Arakcheev, Aleksei

The following article is from The Great Soviet Encyclopedia (1979). It might be outdated or ideologically biased.

Arakcheev, Aleksei Andreevich


Born Sept. 23 (Oct. 4), 1769, in Novgorod Province; died Apr. 21 (May 3), 1834, in the village of Gruzino, Novgorod Province. General of the artillery (1807) and a favorite at the courts of Paul I and Alexander I.
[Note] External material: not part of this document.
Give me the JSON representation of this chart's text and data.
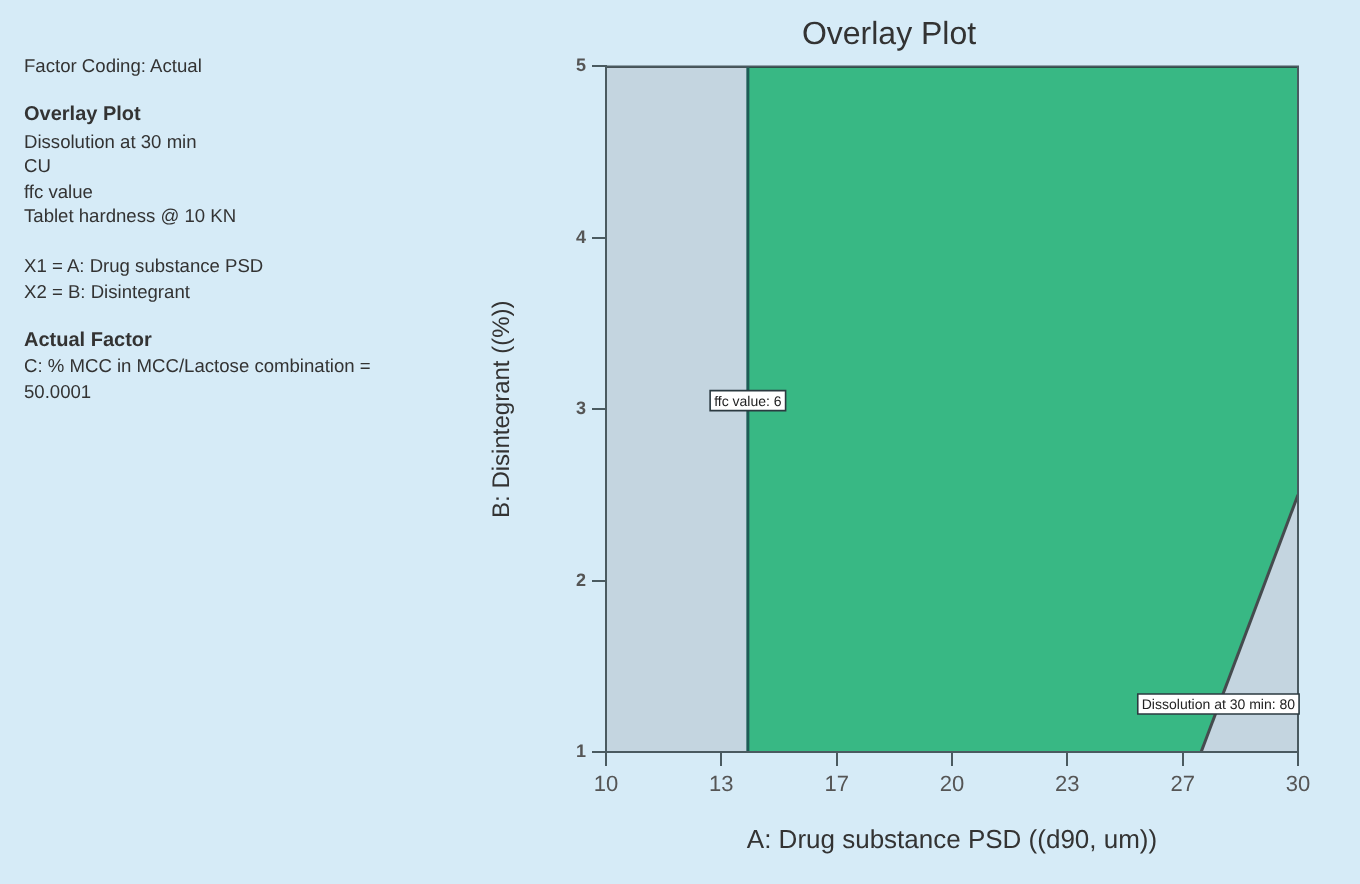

Son of a landowner of modest means in Tver’ Province, Arakcheev studied at the Artillery and Engineering Corps for Noble Cadets from 1783 to 1787. In 1792 he became inspector of Gatchina’s artillery and infantry and governor of Gatchina and in 17%, city commandant of St. Petersburg. Under Paul I, Arakcheev headed the reactionary reforms in the army—propagation of the Prussian military order, severe discipline (running the gauntlet), line tactics, and other changes. At the same time he somewhat improved the artillery’s organization and equipment. Despite Arakcheev’s enormous influence and decorations, he was twice dismissed by Paul I (1798, 1799–1801). In 1803, Alexander I reinstated him as inspector of the artillery. He was war minister from 1808 to 1810 and in 1810 became chairman of the State Council’s department of military affairs. From 1815 on, Arakcheev was virtually in charge of the affairs of the State Council, the Committee of Ministers, and His Imperial Majesty’s Private Office; he was the tsar’s only reporter on the affairs of most departments. He pursued a policy of extreme reaction, police despotism, and crude militarism, which later became known as arakcheevshchina after the name of Arakcheev. He earned the universal hatred of his contemporaries. A. S. Pushkin’s epigram on Arakcheev is widely known: “Tyrant of all the Russias, headsman of all the governors. . . . Full of wrath and lust for revenge, witless, heartless, and ignoble. ...” During the reign of Nicholas I, Arakcheev held only the post of chief commander of the military settlements (from 1817), although his methods continued to remain in force.


Istoriia SSSR s drevneishikh vremen do nashikh dnei, vol. 4. Moscow, 1967. Pages 168–73.